The private DHA news agency said the wounded, among them police officers, were being transferred to Bakirkoy State Hospital.
Attacks on Istabul
Istanbul, a major tourism hub that is home to some 15 million people, has suffered several attacks in recent months, including a bombing in the heart of the tourist district that killed a dozen German visitors and was blamed on IS.
Two months later, three Israelis and an Iranian were killed in a bombing on the city's main Istiklal shopping street, an attack also blamed on IS.
A blast on the tarmac at the other Istanbul airport, Sabiha Gokcen, killed a cleaner and wounded another in December, damaging several planes.
Located just outside Turkey's biggest city, Ataturk airport served more than 60 million passengers in 2015, making it one of the busiest in the world.
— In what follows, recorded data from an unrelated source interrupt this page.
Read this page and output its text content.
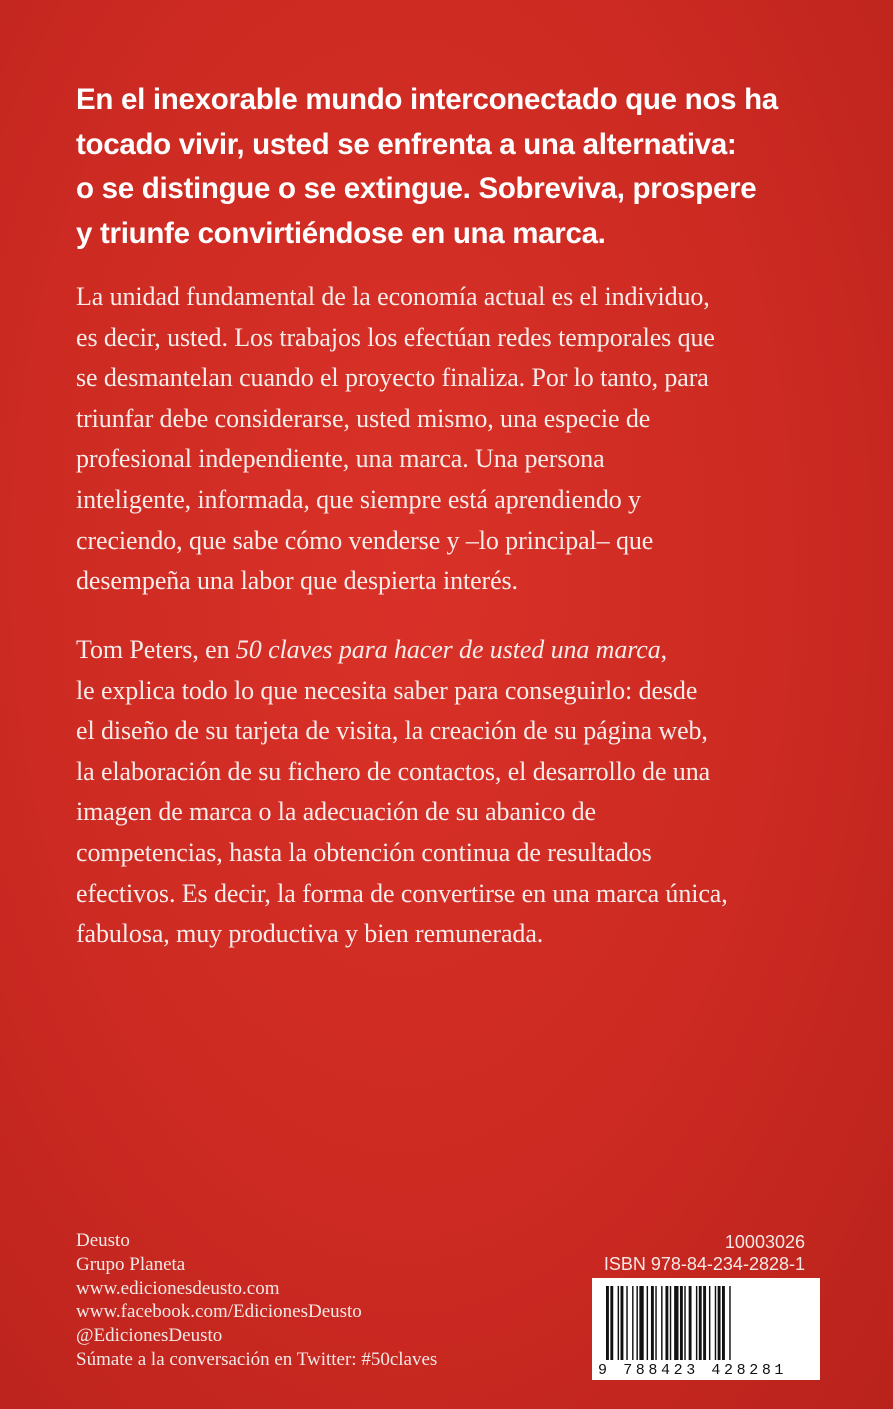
En el inexorable mundo interconectado que nos ha
tocado vivir, usted se enfrenta a una alternativa:
o se distingue o se extingue. Sobreviva, prospere
y triunfe convirtiéndose en una marca.
La unidad fundamental de la economía actual es el individuo,
es decir, usted. Los trabajos los efectúan redes temporales que
se desmantelan cuando el proyecto finaliza. Por lo tanto, para
triunfar debe considerarse, usted mismo, una especie de
profesional independiente, una marca. Una persona
inteligente, informada, que siempre está aprendiendo y
creciendo, que sabe cómo venderse y –lo principal– que
desempeña una labor que despierta interés.
Tom Peters, en 50 claves para hacer de usted una marca,
le explica todo lo que necesita saber para conseguirlo: desde
el diseño de su tarjeta de visita, la creación de su página web,
la elaboración de su fichero de contactos, el desarrollo de una
imagen de marca o la adecuación de su abanico de
competencias, hasta la obtención continua de resultados
efectivos. Es decir, la forma de convertirse en una marca única,
fabulosa, muy productiva y bien remunerada.
Deusto
Grupo Planeta
www.edicionesdeusto.com
www.facebook.com/EdicionesDeusto
@EdicionesDeusto
Súmate a la conversación en Twitter: #50claves
10003026
ISBN 978-84-234-2828-1
9 788423 428281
Turkey has been hit by at least five attacks blamed on IS jihadists, including a blast in Ankara in October 2015 that left over 100 dead.
However, IS extremists have never formally claimed responsibility for an attack in Turkey.
Turkey was long accused by its Western partners of turning a blind eye to the dangers posed by IS but has in recent months considerably stepped up police raids on the group's cells in the country.
Ankara has meanwhile launched a sustained offensive against the outlawed rebel Kurdistan Workers' Party (PKK) following the collapse of a ceasefire last year.
Hundreds of members of the Turkish security forces have been killed in PKK attacks since the truce collapsed.
More than 40,000 people have been killed since the PKK took up arms in 1984 demanding a homeland for Turkey's biggest minority.
The group is regarded as a terrorist organisation by Ankara and its Western allies.